Où se trouve le monument à Albert Willemetz ? Sans doute pas à Paris, où il naquit en 1887 ; peut-être à Marnes-la-Coquette, où il mourut en 1964. S’il n’y en a pas, les mélomanes devraient se cotiser pour rendre hommage à ce librettiste sans lequel l’opérette française de l’entre-deux-guerres n’aurait pas la même saveur. Ayant commencé à œuvrer peu avant la Première Guerre mondiale, auteur des textes d’Andalousie pour Francis Lopez, Willemetz fait le lien entre deux époques, mais il reste attaché aux années 1920 et 1930.
Les « lyrics » qu’il écrivit contiennent bien sûr leur dose obligée de jeux de mots – parfois un peu démodés – mais jouent aussi avec le genre opéra : dans Un soir de réveillon, opportunément ressuscité par Les Brigands, on trouve une citation du récit de Micaëla qui ouvre son duo avec José, mais aussi et surtout ce qui est quasiment une parodie de la ballade du Roi de Thulé chez Gounod : l’air « Dans ma baignoire » entrelace une narration (« C’était deux amoureux très économes ») et des considérations intempestives (« J’aime beaucoup mon nombril »), évidemment sur un mode moins noble que ce chante Marguerite.
Si son art est un peu plus daté, Raoul Moretti (1893-1954) n’en était pas moins un compositeur doué et qui connut en son temps de grands succès qui n’ont pas encore revu le jour. Merci donc aux Brigands qui, loin de nous dépouiller, nous enrichissent au contraire en remettant sous le feu des projecteurs des titres oubliés. Un soir de réveillon (1932) avait néanmoins une raison de rester dans les mémoires : le susdit « Dans ma baignoire », chanté par… Arletty à la création, puis dans le film réalisé en 1933 par Karl Anton, avec entre autres l’immense Dranem.
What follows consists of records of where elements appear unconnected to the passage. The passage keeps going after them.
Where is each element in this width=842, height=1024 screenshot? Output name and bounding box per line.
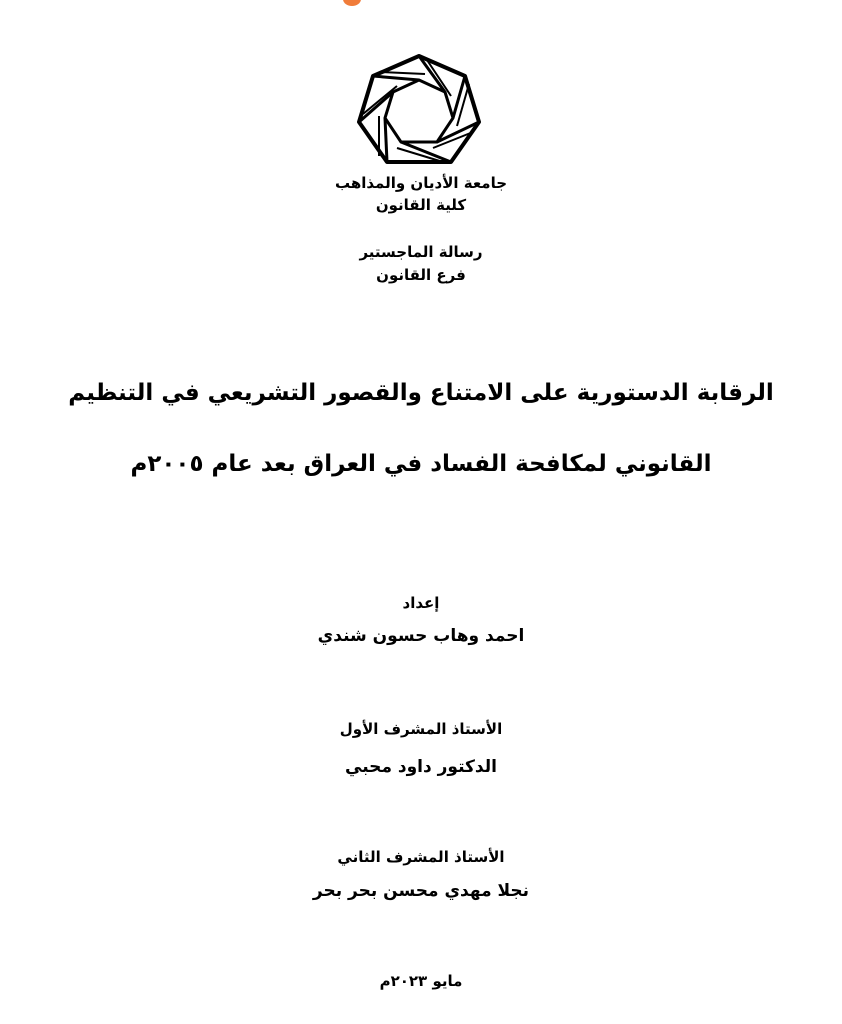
submission-date: مايو ٢٠٢٣م — [379, 972, 463, 990]
supervisor2-label: الأستاذ المشرف الثاني — [337, 848, 505, 866]
thesis-title-line-1: الرقابة الدستورية على الامتناع والقصور التشريعي في التنظيم — [68, 380, 774, 406]
thesis-title-line-2: القانوني لمكافحة الفساد في العراق بعد عام ٢٠٠٥م — [130, 451, 712, 477]
faculty-name: كلية القانون — [375, 196, 467, 214]
university-name: جامعة الأديان والمذاهب — [334, 174, 508, 192]
supervisor2-name: نجلا مهدي محسن بحر بحر — [312, 881, 530, 901]
orange-dot-decoration — [343, 0, 361, 6]
author-label: إعداد — [402, 594, 440, 612]
author-name: احمد وهاب حسون شندي — [317, 626, 525, 646]
supervisor1-name: الدكتور داود محبي — [345, 757, 497, 777]
supervisor1-label: الأستاذ المشرف الأول — [339, 720, 503, 738]
degree-branch: فرع القانون — [376, 266, 466, 284]
university-emblem-icon — [353, 52, 485, 170]
degree-type: رسالة الماجستير — [359, 243, 483, 261]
M. Oppert, F. Obé, E. Goizé © Claire Besse
Autant dire qu’il y avait à lutter contre d’illustres ancêtres, mais ce n’est pas la première fois que Les Brigands relèvent ce genre de défi. Un soir de réveillon est donné dans le cadre inhabituel du cabaret parisien La Nouvelle Eve, mais la troupe est habituée aux spectacles « légers », au décor constitué de quelques accessoires, avec lesquels compose habilement la mise en scène signée Vladislav Galard, et à la partition arrangée (par qui ?) pour un orchestre moins fourni – deux instrumentistes seulement, mais Rémi Oswald à la guitare et Rodrigue Fernandes à l’accordéon sont épatants et savent se mêler à l’action autant qu’il faut (même si le rôle de Bob s’en trouve fortement réduit). Car le nombre de chanteurs est lui aussi très limité : cinq seulement pour tenir tous les rôles indispensables.
Vétéran de la briganderie, Gilles Bugeaud en cumule quatre avec son brio habituel, parmi lesquels on distinguera le clerc de notaire Landier et l’architecte Lepage ; et même si c’est en Carbonnier qu’il a, au premier acte, le plus à chanter, on rend les armes devant son extraordinaire parodie de théâtre japonais lors de la scène située au restaurant. Emmanuelle Goizé compte elle aussi pas mal de spectacles brigandesques à son actif, mais le personnage de Viviane, qu’elle campe fort bien scéniquement, ne lui laisse finalement que peu à chanter, en dehors du fameux air de la baignoire, qu’elle a l’intelligence d’interpréter à sa manière, sans chercher le moins du monde à imiter Arletty. Flannan Obé est également un Brigand reconnu, et il assume sans faiblir la lourde succession de Dranem : dans le rôle du vieux domestique Honoré, chaperon de la jeune héroïne, il est aussi irrésistible qu’il pouvait l’être, par exemple, dans Croquefer et L’Ile de Tulipatan. Sa formation d’acteur s’avère ici un atout précieux, mais le chanteur n’est pas en reste, et il fait de ses deux grands airs (« Quand on perd la tête » et « C’est fini ») deux sommets de la représentation.
Deux nouveau-venus complètent la distribution. Le baryton Romain Dayez est tout à fait à l’aise dans son rôle de jeune premier fêtard, et l’on guette avec intérêt son retour dans Les P’tites Michu de Messager, monté prochainement par les mêmes Brigands. Quant à Marie Oppert, révélée dans Les Parapluies de Cherbourg au Châtelet, elle apporte une grande fraîcheur à son personnage d’ingénue : non sonorisée, cette fois, sa voix possède de belles qualités, même si l’aigu semble souvent encore fragile, mais on pardonnera volontiers à une interprète de 20 ans tout rond.
Nouvelle réussite, donc, à mettre à l’actif des Brigands, à voir pour encore six représentations, les lundi de novembre et les mardi de décembre.